Ninfa Laurenzo is the mother of a small empire of Tex-Mex restaurants, and years later the Ninfa's on Navigation is the crown jewel of all the places that carry her name. It all has to do with the quality of the beef fajitas, and there is no substitute for the tasty Hereford outside skirt steak. Chef Alex Padilla marinates the meat simply with soy, salt and pepper, then throws it on the grill for that perfect char. The fajitas are served on a classic sizzling plate over naturally sweet caramelized onions with a small side dish of grilled peppers, and the thing to do is to grab a hand-made flour tortilla and fill it to the brim with refried beans, pico de gallo, guacamole and sour cream, then top it off with the onions, peppers and thick cuts of meat. Now, take a bite. This is what fajitas should taste like.

Courtesy of Brenner's Steakhouse

We can all admit that Houston isn't the most picturesque city around, which makes an elegant meal at this stunning steakhouse on the bayou that much more special. With the serene backdrop of the trickling water (who knew the bayou could be so pretty?), the restaurant has a cabin-in-the-woods kind of feel. A very classy cabin in the woods. The airy two-story dining room is rustic, vibrant and modern all at once, while the outdoor Blue Bar, lush gardens and scattered fountains feel incredibly rich and chic. Perhaps Houston's not so ugly after all.

Photo by Troy Fields

When Caracol opened in late December 2013, the crowds came, not just in support of the beloved duo of chef Hugo Ortega and restaurateur Tracy Vaught but because the space was amazing and offered food to match. From the get-go, Caracol operated like a well-oiled machine. Signature dishes, like the wood-grilled oysters topped with chipotle butter, quickly emerged. In fact, pretty much everything coming out of the kitchen was superb: tuna tacos in which the fish was cooked to mimic carnitas; shrimp aguachile served atop a bed of beautifully arranged cucumber; whole grilled fish; and the namesake ceviche de caracol (conch), so fresh it tasted of the ocean. Drinks, overseen by veteran beverage director Sean Beck, complemented the cuisine perfectly, from that lesser known glass of Italian Vermentino to creative cocktails made with mezcal or tequila. And the sweets were automatic winners, with wonders like the much-Instagrammed El Coco, a coconut dessert encased in a hollow round chocolate shell that you got to crack open with a wooden hammer. From the food to the drinks and the ambience to the service, Caracol had it all from the start — a recipe for success and the reason it merits the title of Best New Restaurant of 2014.

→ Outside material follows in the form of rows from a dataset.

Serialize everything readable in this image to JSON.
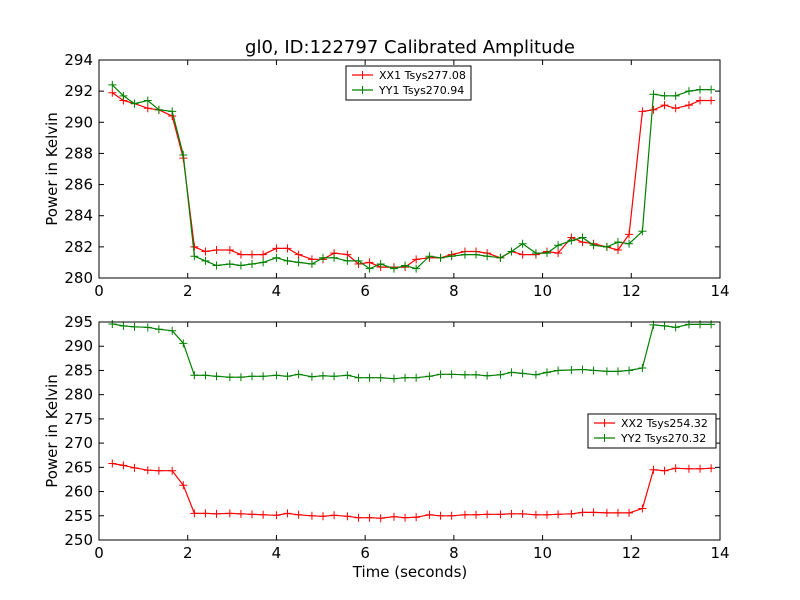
{
  "chart_data": [
    {
      "type": "line",
      "title": "gl0, ID:122797 Calibrated Amplitude",
      "xlabel": "",
      "ylabel": "Power in Kelvin",
      "xlim": [
        0,
        14
      ],
      "ylim": [
        280,
        294
      ],
      "xticks": [
        0,
        2,
        4,
        6,
        8,
        10,
        12,
        14
      ],
      "yticks": [
        280,
        282,
        284,
        286,
        288,
        290,
        292,
        294
      ],
      "grid": false,
      "legend_position": "top-center",
      "x": [
        0.3,
        0.55,
        0.8,
        1.1,
        1.35,
        1.65,
        1.9,
        2.15,
        2.4,
        2.65,
        2.95,
        3.2,
        3.45,
        3.7,
        4.0,
        4.25,
        4.5,
        4.8,
        5.05,
        5.3,
        5.6,
        5.85,
        6.1,
        6.35,
        6.65,
        6.9,
        7.15,
        7.45,
        7.7,
        7.95,
        8.25,
        8.5,
        8.75,
        9.05,
        9.3,
        9.55,
        9.85,
        10.1,
        10.35,
        10.65,
        10.9,
        11.15,
        11.45,
        11.7,
        11.95,
        12.25,
        12.5,
        12.75,
        13.0,
        13.3,
        13.55,
        13.8
      ],
      "series": [
        {
          "name": "XX1 Tsys277.08",
          "color": "#ff0000",
          "values": [
            291.9,
            291.4,
            291.2,
            290.9,
            290.8,
            290.4,
            287.7,
            282.0,
            281.7,
            281.8,
            281.8,
            281.5,
            281.5,
            281.5,
            281.9,
            281.9,
            281.5,
            281.2,
            281.2,
            281.6,
            281.5,
            280.9,
            281.0,
            280.7,
            280.7,
            280.7,
            281.2,
            281.3,
            281.3,
            281.5,
            281.7,
            281.7,
            281.6,
            281.3,
            281.7,
            281.5,
            281.5,
            281.7,
            281.6,
            282.6,
            282.3,
            282.2,
            282.0,
            281.8,
            282.8,
            290.7,
            290.8,
            291.1,
            290.9,
            291.1,
            291.4,
            291.4
          ]
        },
        {
          "name": "YY1 Tsys270.94",
          "color": "#008000",
          "values": [
            292.4,
            291.7,
            291.2,
            291.4,
            290.8,
            290.7,
            287.9,
            281.4,
            281.1,
            280.8,
            280.9,
            280.8,
            280.9,
            281.0,
            281.3,
            281.1,
            281.0,
            280.9,
            281.3,
            281.3,
            281.1,
            281.1,
            280.6,
            280.9,
            280.6,
            280.8,
            280.6,
            281.4,
            281.3,
            281.4,
            281.5,
            281.5,
            281.4,
            281.3,
            281.7,
            282.2,
            281.6,
            281.6,
            282.1,
            282.4,
            282.6,
            282.1,
            282.0,
            282.3,
            282.2,
            283.0,
            291.8,
            291.7,
            291.7,
            292.0,
            292.1,
            292.1
          ]
        }
      ]
    },
    {
      "type": "line",
      "title": "",
      "xlabel": "Time (seconds)",
      "ylabel": "Power in Kelvin",
      "xlim": [
        0,
        14
      ],
      "ylim": [
        250,
        295
      ],
      "xticks": [
        0,
        2,
        4,
        6,
        8,
        10,
        12,
        14
      ],
      "yticks": [
        250,
        255,
        260,
        265,
        270,
        275,
        280,
        285,
        290,
        295
      ],
      "grid": false,
      "legend_position": "center-right",
      "x": [
        0.3,
        0.55,
        0.8,
        1.1,
        1.35,
        1.65,
        1.9,
        2.15,
        2.4,
        2.65,
        2.95,
        3.2,
        3.45,
        3.7,
        4.0,
        4.25,
        4.5,
        4.8,
        5.05,
        5.3,
        5.6,
        5.85,
        6.1,
        6.35,
        6.65,
        6.9,
        7.15,
        7.45,
        7.7,
        7.95,
        8.25,
        8.5,
        8.75,
        9.05,
        9.3,
        9.55,
        9.85,
        10.1,
        10.35,
        10.65,
        10.9,
        11.15,
        11.45,
        11.7,
        11.95,
        12.25,
        12.5,
        12.75,
        13.0,
        13.3,
        13.55,
        13.8
      ],
      "series": [
        {
          "name": "XX2 Tsys254.32",
          "color": "#ff0000",
          "values": [
            265.8,
            265.4,
            264.9,
            264.4,
            264.3,
            264.3,
            261.3,
            255.5,
            255.5,
            255.4,
            255.5,
            255.4,
            255.3,
            255.2,
            255.1,
            255.5,
            255.2,
            255.0,
            254.9,
            255.1,
            254.9,
            254.6,
            254.6,
            254.5,
            254.8,
            254.6,
            254.7,
            255.2,
            255.0,
            255.0,
            255.2,
            255.2,
            255.3,
            255.3,
            255.4,
            255.4,
            255.2,
            255.2,
            255.3,
            255.4,
            255.7,
            255.7,
            255.6,
            255.6,
            255.6,
            256.5,
            264.5,
            264.3,
            264.8,
            264.7,
            264.7,
            264.8
          ]
        },
        {
          "name": "YY2 Tsys270.32",
          "color": "#008000",
          "values": [
            294.6,
            294.2,
            294.0,
            293.9,
            293.5,
            293.2,
            290.6,
            284.0,
            284.0,
            283.8,
            283.6,
            283.6,
            283.8,
            283.8,
            284.0,
            283.8,
            284.2,
            283.7,
            283.9,
            283.8,
            284.0,
            283.5,
            283.5,
            283.5,
            283.3,
            283.5,
            283.5,
            283.8,
            284.2,
            284.2,
            284.1,
            284.1,
            283.9,
            284.1,
            284.6,
            284.4,
            284.1,
            284.6,
            285.0,
            285.1,
            285.2,
            285.0,
            284.8,
            284.8,
            285.0,
            285.5,
            294.4,
            294.2,
            293.9,
            294.5,
            294.5,
            294.5
          ]
        }
      ]
    }
  ]
}
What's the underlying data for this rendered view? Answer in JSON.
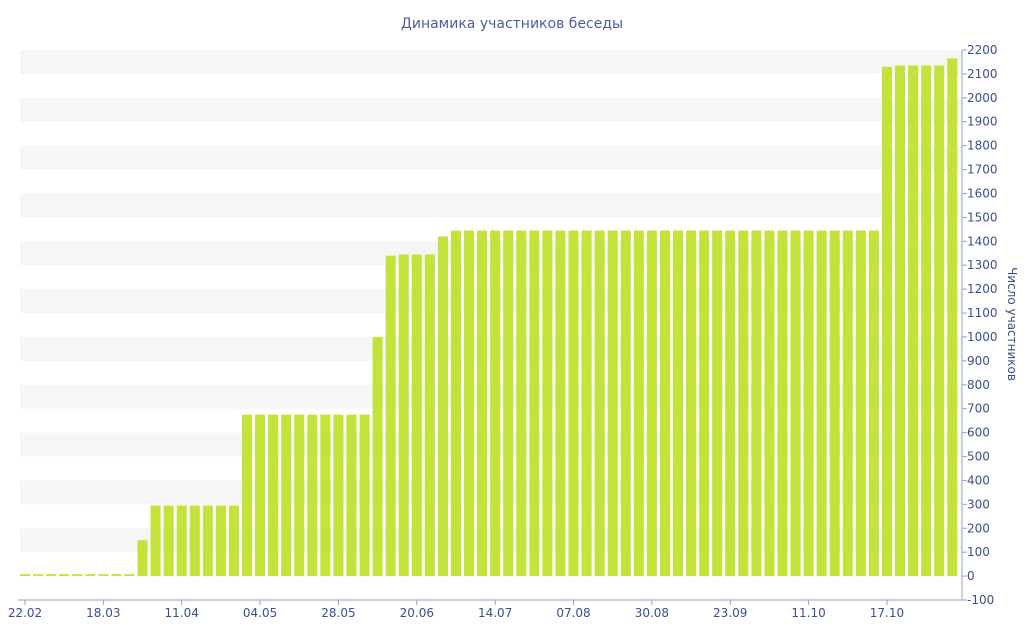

The best spot to feel right at home in the Heights is Revival Market. Stop by to purchase a few local products, such as cupcakes from Fluff Bake Bar, cheese from Houston Dairymaids or hot sauce from Bravado Spice, and stock your fridge with fresh fruits, vegetables and butchered meats from the grocery section. Enjoy the peaceful neighborhood by sitting outside with a latte and house-made yogurt and granola for breakfast, or a roast beef sandwich on challah with a side of mustard potato salad for lunch. Chef Ryan Pera's menu is simple and scrumptious and makes you feel right at home, from the grilled cheese sandwich with caramelized onions to the classic BLT with green goddess mayo. Of course, you can't miss out on the Saturday morning breakfast specials announced weekly — especially when kolaches and doughnuts are involved.